Sun Salutations, or Surya Namaskar, are traditionally performed in the morning to greet the new day. This sequence of postures can be a complete practice in itself or can prepare you for a longer asana routine. Sun Salutes are often performed in sets of five, but if you are new to the practice, it’s wise to begin with two or three. Each time you flow through this sequence, synchronize your breath with the movements of your body. Distribute your weight evenly over both feet. Establish a slow, steady rhythm for your breath. Find your center. Next, inhale and stretch your arms out to the side and overhead into Tadasana Urdhva Hastasana.

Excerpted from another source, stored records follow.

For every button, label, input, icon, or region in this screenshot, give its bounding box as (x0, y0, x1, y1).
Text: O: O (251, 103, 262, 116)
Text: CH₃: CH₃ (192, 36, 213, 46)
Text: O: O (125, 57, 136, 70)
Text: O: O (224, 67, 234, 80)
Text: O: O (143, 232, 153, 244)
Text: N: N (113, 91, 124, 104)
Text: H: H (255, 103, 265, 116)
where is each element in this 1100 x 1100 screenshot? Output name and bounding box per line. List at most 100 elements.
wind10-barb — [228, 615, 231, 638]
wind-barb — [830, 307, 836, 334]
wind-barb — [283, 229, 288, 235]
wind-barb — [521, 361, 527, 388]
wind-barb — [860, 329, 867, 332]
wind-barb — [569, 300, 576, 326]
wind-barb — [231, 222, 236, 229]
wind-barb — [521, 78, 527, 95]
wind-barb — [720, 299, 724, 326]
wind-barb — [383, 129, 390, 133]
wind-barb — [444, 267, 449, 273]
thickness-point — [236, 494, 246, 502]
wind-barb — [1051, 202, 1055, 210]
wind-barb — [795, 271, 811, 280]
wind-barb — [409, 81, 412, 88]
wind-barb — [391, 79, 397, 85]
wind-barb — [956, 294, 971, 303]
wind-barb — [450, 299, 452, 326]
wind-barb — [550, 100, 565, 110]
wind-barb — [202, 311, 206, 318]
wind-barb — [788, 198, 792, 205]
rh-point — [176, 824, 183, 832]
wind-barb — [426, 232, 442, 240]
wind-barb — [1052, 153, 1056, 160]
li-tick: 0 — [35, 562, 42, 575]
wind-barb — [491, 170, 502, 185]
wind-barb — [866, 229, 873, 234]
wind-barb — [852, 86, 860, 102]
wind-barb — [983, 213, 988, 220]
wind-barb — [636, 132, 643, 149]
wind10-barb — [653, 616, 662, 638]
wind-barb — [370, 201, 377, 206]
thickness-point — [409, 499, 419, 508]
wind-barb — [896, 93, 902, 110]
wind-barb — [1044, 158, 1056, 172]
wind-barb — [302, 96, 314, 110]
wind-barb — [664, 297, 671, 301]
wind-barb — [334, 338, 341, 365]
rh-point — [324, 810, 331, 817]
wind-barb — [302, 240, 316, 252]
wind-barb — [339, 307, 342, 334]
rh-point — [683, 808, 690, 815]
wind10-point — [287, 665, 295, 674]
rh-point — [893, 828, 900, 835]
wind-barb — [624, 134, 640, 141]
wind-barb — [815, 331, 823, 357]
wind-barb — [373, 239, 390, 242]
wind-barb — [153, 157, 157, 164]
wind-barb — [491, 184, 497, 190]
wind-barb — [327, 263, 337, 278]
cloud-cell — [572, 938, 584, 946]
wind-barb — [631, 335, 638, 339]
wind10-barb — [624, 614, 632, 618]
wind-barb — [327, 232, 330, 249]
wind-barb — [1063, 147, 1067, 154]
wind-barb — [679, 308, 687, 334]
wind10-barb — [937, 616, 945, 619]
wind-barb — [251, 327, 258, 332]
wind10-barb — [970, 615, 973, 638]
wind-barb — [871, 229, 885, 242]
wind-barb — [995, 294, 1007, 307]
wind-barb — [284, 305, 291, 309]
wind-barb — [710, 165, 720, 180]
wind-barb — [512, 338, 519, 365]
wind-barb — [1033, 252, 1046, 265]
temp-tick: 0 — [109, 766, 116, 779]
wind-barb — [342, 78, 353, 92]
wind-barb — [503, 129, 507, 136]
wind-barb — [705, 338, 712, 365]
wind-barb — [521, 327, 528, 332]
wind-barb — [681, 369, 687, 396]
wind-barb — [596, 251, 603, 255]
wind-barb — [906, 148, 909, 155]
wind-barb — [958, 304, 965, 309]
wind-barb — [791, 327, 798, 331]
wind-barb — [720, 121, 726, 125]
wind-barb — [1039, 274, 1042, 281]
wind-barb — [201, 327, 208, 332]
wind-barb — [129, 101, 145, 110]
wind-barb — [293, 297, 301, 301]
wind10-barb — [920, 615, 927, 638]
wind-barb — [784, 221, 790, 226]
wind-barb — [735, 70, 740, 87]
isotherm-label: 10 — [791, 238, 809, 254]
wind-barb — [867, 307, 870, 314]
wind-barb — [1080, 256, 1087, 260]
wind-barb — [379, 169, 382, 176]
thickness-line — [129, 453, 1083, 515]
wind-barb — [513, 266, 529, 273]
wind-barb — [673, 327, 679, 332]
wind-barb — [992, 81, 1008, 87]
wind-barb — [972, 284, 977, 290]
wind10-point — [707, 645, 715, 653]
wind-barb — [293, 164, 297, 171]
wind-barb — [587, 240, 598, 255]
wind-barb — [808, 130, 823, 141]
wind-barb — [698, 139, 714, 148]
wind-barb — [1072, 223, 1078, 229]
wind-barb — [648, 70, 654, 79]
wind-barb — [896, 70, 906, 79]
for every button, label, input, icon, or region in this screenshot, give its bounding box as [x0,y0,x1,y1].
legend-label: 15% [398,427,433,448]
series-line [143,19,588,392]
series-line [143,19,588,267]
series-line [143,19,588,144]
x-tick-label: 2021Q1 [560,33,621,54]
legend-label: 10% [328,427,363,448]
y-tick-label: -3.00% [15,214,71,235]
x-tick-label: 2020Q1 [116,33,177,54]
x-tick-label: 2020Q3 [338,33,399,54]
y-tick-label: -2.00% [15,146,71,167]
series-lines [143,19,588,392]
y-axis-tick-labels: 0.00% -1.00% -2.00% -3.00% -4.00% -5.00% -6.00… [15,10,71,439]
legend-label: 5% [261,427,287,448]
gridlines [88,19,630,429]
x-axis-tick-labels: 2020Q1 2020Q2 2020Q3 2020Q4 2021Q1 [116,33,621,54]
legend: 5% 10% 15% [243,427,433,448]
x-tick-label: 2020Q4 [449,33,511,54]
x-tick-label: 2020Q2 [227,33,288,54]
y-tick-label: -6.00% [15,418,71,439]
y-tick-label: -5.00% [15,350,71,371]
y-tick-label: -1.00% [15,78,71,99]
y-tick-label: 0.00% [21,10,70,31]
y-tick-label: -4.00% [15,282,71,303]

The basic sequence involves moving from a standing position into Downward and Upward Dog poses and then back to the standing position, but many variations are possible. The set of 12 asanas is dedicated to the vedic-hindu solar deity Surya. In some Indian traditions, the positions are each associated with a different mantra. Variant sequences called Chandra Namaskar Moon Salutation have also been created. The origins of Surya Namaskar are vague; Indian tradition connects the 17th century saint Samarth Ramdass with Surya Namaskar exercises, without defining what movements were involved.
The eleven surya in yoga Surya Namaskar use A and B of Ashtanga Vinyasa Yoga were gow by beginners, advanced practitioners and instructors. Bring the right knee to namaskar floor and look up. Indian Express. Yogachara How. Breathing in, roll the spine up. Build heat in the center of your body as you hold this challenging posture. This marks the completion of one cycle.